Sometimes, people ask us about our decision to highlight our non-link text. You’ll notice that whenever there’s bold text on the site, it’s accompanied by a light green background. The reason for this is simple: People are exceptionally lazy.

The Problem: The eye is intimidated, to put it simply, by large, unwavering blocks of text. This can present a bit of a problem when you have a lot of information you want to convey to someone while trying to limit their tendency to skim.

Skimming is the enemy of basic reading comprehension. When a user is presented with a large block of text, it presents a few challenges: It’s incredibly difficult to keep your place once a block of text extends past, say, four lines of text. So people skim. They read the first sentence, they read the last sentence and they try to determine if the content within warrants a closer look.
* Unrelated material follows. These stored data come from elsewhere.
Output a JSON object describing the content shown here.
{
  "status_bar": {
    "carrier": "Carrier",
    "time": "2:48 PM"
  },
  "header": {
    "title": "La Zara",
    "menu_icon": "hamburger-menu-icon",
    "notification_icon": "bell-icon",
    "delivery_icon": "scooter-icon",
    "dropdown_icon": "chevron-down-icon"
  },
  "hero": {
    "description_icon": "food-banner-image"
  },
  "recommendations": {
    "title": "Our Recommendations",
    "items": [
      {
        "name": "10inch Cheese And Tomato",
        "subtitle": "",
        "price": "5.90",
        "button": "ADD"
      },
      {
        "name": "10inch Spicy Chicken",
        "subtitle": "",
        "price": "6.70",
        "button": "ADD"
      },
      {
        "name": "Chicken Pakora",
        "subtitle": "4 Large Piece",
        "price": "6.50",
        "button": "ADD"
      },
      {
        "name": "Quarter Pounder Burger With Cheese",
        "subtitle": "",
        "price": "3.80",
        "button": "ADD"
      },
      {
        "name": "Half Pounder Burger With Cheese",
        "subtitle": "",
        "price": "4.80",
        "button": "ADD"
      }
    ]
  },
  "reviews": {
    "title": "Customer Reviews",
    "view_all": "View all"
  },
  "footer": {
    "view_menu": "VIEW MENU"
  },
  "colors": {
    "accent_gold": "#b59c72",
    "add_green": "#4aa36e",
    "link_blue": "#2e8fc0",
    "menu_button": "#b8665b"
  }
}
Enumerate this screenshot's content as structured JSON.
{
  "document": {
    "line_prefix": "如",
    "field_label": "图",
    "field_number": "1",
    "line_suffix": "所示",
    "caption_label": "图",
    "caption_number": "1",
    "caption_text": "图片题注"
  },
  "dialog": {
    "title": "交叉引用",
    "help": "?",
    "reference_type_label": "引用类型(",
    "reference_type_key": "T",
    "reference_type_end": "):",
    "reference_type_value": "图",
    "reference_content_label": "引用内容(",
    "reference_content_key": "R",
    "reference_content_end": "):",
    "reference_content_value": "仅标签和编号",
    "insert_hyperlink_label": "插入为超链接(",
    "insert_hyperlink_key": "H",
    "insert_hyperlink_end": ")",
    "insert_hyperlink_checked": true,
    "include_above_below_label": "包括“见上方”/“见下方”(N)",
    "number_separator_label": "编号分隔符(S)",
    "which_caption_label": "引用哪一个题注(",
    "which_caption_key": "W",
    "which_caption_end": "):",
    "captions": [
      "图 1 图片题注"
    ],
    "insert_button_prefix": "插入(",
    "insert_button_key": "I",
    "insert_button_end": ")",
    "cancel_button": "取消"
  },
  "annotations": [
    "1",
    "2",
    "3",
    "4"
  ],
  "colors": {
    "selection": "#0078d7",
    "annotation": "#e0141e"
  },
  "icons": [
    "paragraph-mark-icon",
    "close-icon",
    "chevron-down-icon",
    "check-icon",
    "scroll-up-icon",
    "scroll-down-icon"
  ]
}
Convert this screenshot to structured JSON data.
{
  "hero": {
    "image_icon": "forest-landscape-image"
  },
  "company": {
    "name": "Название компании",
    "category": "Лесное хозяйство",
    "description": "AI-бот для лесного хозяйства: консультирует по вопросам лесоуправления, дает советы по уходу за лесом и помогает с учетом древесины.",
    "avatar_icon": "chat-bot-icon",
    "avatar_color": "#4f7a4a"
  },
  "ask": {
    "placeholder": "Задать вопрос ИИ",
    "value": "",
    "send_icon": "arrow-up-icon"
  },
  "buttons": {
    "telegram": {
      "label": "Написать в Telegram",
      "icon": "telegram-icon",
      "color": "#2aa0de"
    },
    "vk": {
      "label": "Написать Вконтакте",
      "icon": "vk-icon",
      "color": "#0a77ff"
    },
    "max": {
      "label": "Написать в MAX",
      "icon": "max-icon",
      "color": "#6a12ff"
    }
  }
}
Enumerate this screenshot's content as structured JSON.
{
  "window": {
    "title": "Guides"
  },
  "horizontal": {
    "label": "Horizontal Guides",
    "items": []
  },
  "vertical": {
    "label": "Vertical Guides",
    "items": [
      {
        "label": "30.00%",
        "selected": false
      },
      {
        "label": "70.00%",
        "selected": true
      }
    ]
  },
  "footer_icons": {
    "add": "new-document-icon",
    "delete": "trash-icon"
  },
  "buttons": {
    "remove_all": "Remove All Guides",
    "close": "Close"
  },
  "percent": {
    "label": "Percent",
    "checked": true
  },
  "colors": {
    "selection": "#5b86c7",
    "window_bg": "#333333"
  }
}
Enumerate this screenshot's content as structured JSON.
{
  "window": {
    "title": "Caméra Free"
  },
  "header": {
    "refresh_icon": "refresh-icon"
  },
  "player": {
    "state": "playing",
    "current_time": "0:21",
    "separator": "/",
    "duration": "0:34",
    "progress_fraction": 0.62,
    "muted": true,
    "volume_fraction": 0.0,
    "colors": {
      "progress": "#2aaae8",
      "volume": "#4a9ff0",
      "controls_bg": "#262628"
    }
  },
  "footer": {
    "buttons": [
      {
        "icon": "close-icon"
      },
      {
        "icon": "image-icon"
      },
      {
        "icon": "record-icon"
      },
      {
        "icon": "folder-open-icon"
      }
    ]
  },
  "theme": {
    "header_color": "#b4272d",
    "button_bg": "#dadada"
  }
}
The solution: So what do we do to make sure our content is read?

  1. Prioritize: Determine what elements within a large block of text you most want your readers to take in. Identify which points within your content can serve as anchor points that will encourage users to read the text nearby for further context.
  2. Bold It, Highlight It: Bolds work because the eye is naturally drawn to something that stands out so clearly from the rest of a block of text. We soften ours a bit with the aforementioned light green background because we think it will evince feelings of nature and flowers and environmental consciousness. (Not really, but you’re probably just skimming here anyway.) I think I first saw this in use at 37 Signals and it’s caught on quite nicely.
  3. Break It Up: I used to run a journal site in a former life. When my whiny friends would make a long, rambling post about how they just couldn’t go on anymore, I found that I’d only read it if it weren’t an enormous block of bitchy text. And even then… Point being, use many, many paragraphs. People will typically read the start and end of each smaller block of text. Use breaks to make sure your readers are giving each block of text a chance.
  4. Size It Up: Use a decent font size. When your reader has to squint, you’re just discouraging them from going any further. Remember, once again, that people are exceptionally lazy. Requiring them to exert absolutely any physical effort past the finger flick required to scroll down is asking too much. A larger font in the 12-14px range will make for a more comfortable read.
  5. Consider Serifs: Serifs are those neat little curls at the edge of the letters on certain fonts, like the kind you see in newspapers all the time. Serif fonts include the classics like Times New Roman and Georgia. Most body text on our site is in Georgia, which I consider something of a rich man’s Times. Serifs are useful for body text because the curly-cues actually help the eye track their position in the text and identify the glyphs (individual font characters) with more distinction and ease. It’s almost magical, really. (Edit: There’s some dissent about serif fonts being more screen readable; I’ve seen people argue both ways but I think that at a slightly larger size, serif fonts work real well for body font. Smaller sizes, you’re clearly better off with a fresh sans serif.)
  6. Sans Serifs Have Their Place: We’re seeing a big shift towards sans serif in a lot of “web 2.0″ installations because they’re typically considered “cleaner” and more modern. But for readability, I prefer to write my body text with a serif font and to do the daring: blend, using a sans serif for headings. When writing a proposal recently, I used this strategy. We won the contract and I have to believe it’s in large part due to my serif decisions.
  7. Use Convenient, High-Tech Bulleted Lists: People love lists. LOVE them. It compartmentalizes everything they need to see in a simple format where they can see the progress they’re making. They’re really quite fantastic. I’m using one as I speak and loving it.

I’d love to hear from the community on other strategies people use to try to ensure as much of your content is absorbed as possible.